Dossier : IMM‑2645‑19

Référence : 2019 CF 1562

[TRADUCTION FRANÇAISE CERTIFIÉE, NON RÉVISÉE]

Ottawa (Ontario), le 5 décembre 2019

En présence de monsieur le juge Barnes

ENTRE :

RAMANDEEP KAUR TOOR

demanderesse

et

LE MINISTRE DE LA CITOYENNETÉ

ET DE L’IMMIGRATION

défendeur

JUGEMENT ET MOTIFS

[1]  La Cour est saisie d’une demande de contrôle judiciaire présentée par Ramandeep Kaur Toor visant à faire annuler une décision de la Section d’appel de l’immigration (SAI) de la Commission de l’immigration et du statut de réfugié. Dans cette décision, la SAI a confirmé la conclusion d’un agent des visas (l’agent) selon laquelle le mariage de la défenderesse avec Harpinder Singh Chahal n’était pas authentique, ce qui a pour conséquence que M. Chahal ne peut être parrainé par Mme Toor au titre de la catégorie du regroupement familial.

I.  Le contexte

[2]  Mme Toor et M. Chahal ont contracté un mariage arrangé en Inde le 18 novembre 2013. Mme Toor avait auparavant été brièvement mariée à un résident canadien et avait de ce fait obtenu la résidence permanente au Canada. Elle s’est séparée de son premier époux environ six mois après son arrivée au Canada, et son divorce a été prononcé le 29 juillet 2013.

[3]  Il semble que Mme Toor et M. Chahal aient commencé à communiquer en juin 2013. Mme Toor s’est rendue par avion en Inde six mois plus tard, et les deux ont fait leur première rencontre en personne le 13 novembre 2013. Ils ont officialisé leurs fiançailles après trois jours et se sont mariés deux jours plus tard. Ils sont restés ensemble en Inde pendant environ un mois, puis Mme Toor est revenue au Canada. À cette époque, Mme Toor n’était pas qualifiée pour parrainer M. Chahal; il lui a fallu attendre jusqu’en janvier 2016 pour présenter une demande en ce sens. M. Chahal est donc demeuré en Inde.

[4]  L’agent a mené une entrevue avec M. Chahal à New Delhi le 12 décembre 2016. Les notes d’entrevue font état d’un certain nombre de préoccupations quant à la crédibilité qui ont mené à la conclusion que la preuve présentée par M. Chahal était fabriquée et que le mariage n’était pas authentique. Voici certaines de ces préoccupations :

a)  L’agent a conclu que l’explication de M. Chahal selon laquelle Mme Toor ne retournerait pas en Inde avant novembre 2015 (en raison de la perte d’un passeport qui n’a été retrouvé qu’à une date ultérieure) était [traduction] « très inhabituelle »;

b)  M. Chahal n’était pas au courant du lieu où Mme Toor déclare être employée;

c)  M. Chahal n’était pas au courant des antécédents criminels de Mme Toor au Canada;

d)  M. Chahal a prétendu suivre les normes culturelles en ce qui concerne l’absence de lune de miel mais, contrairement à la coutume, il a épousé Mme Toor, qui était divorcée;

e)  Les photos de mariage semblaient artificielles et représenter une mise en scène; les invités n’étaient pas vêtus adéquatement pour l’occasion;

f)  Les parties ont présenté des éléments de preuve très limités quant aux communications continues entre elles;

g)  Le mariage a été célébré de façon précipitée, malgré l’échec de la relation matrimoniale antérieure de Mme Toor et alors qu’on s’attendrait à ce qu’elle fasse preuve de plus de prudence une deuxième fois.

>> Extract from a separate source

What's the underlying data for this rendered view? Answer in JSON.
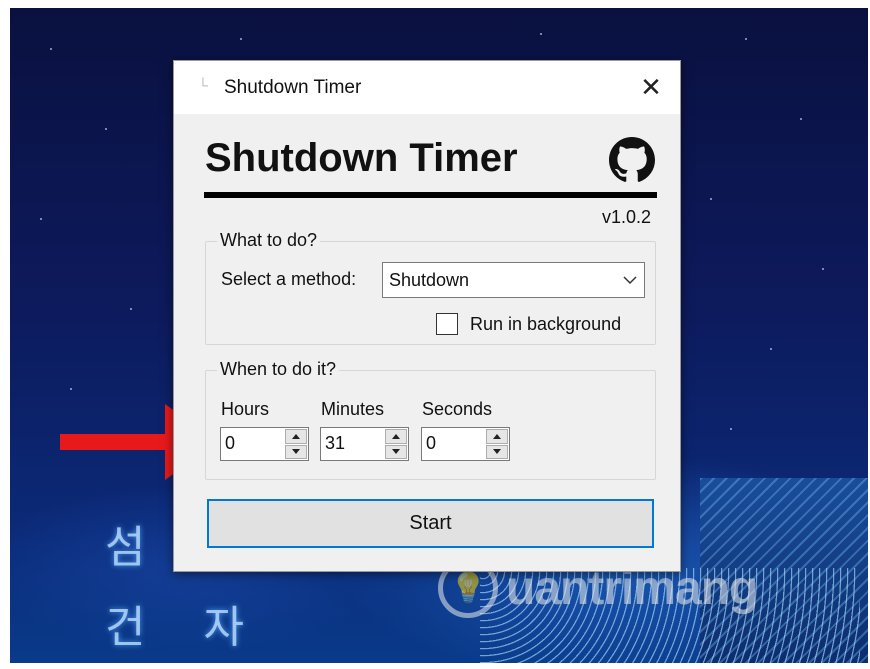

[5]  Mme Toor a interjeté appel à la SAI du rejet par l’agent de la demande de visa. L’audience devant la SAI a eu lieu le 22 février 2019. Mme Toor et M. Chahal (par téléphone) ont alors témoigné. La SAI a conclu à la présence d’importantes incohérences « irréconciliables » dans la preuve qu’ils ont présentée, qui n’avaient pas été adéquatement expliquées, et a conclu que Mme Toor ne s’était pas acquittée du fardeau de démontrer, selon la prépondérance des probabilités, que le mariage était authentique. Comme l’agent, la SAI a exprimé un certain nombre de préoccupations quant à la crédibilité, dont les suivantes :

a)  M. Chahal n’a pas démontré une connaissance raisonnable de Mme Toor.

b)  Mme Toor et M. Chahal n’ont pas produit d’éléments de preuve corroborant leurs communications au cours de la période initiale de leur relation, et n’ont fourni aucune explication raisonnable quant à l’absence de tels documents.

c)  M. Chahal a fourni une preuve très incohérente au sujet de sa connaissance des antécédents criminels de Mme Toor. Il a indiqué à l’agent qu’à sa connaissance, Mme Toor n’avait eu aucun contact avec la police et qu’il n’était pas au courant de ses déclarations de culpabilité. Devant la SAI, les deux parties ont déclaré que M. Chahal était au courant de tous les détails des arrestations et des accusations criminelles de Mme Toor. La SAI n’a pas retenu la tentative de M. Chahal d’attribuer la divergence dans ses réponses à l’agent à de la nervosité et de l’hypertension artérielle. La SAI a également remis en question la décision de contracter un mariage précipité avant que les affaires criminelles de Mme Toor n’aient été résolues.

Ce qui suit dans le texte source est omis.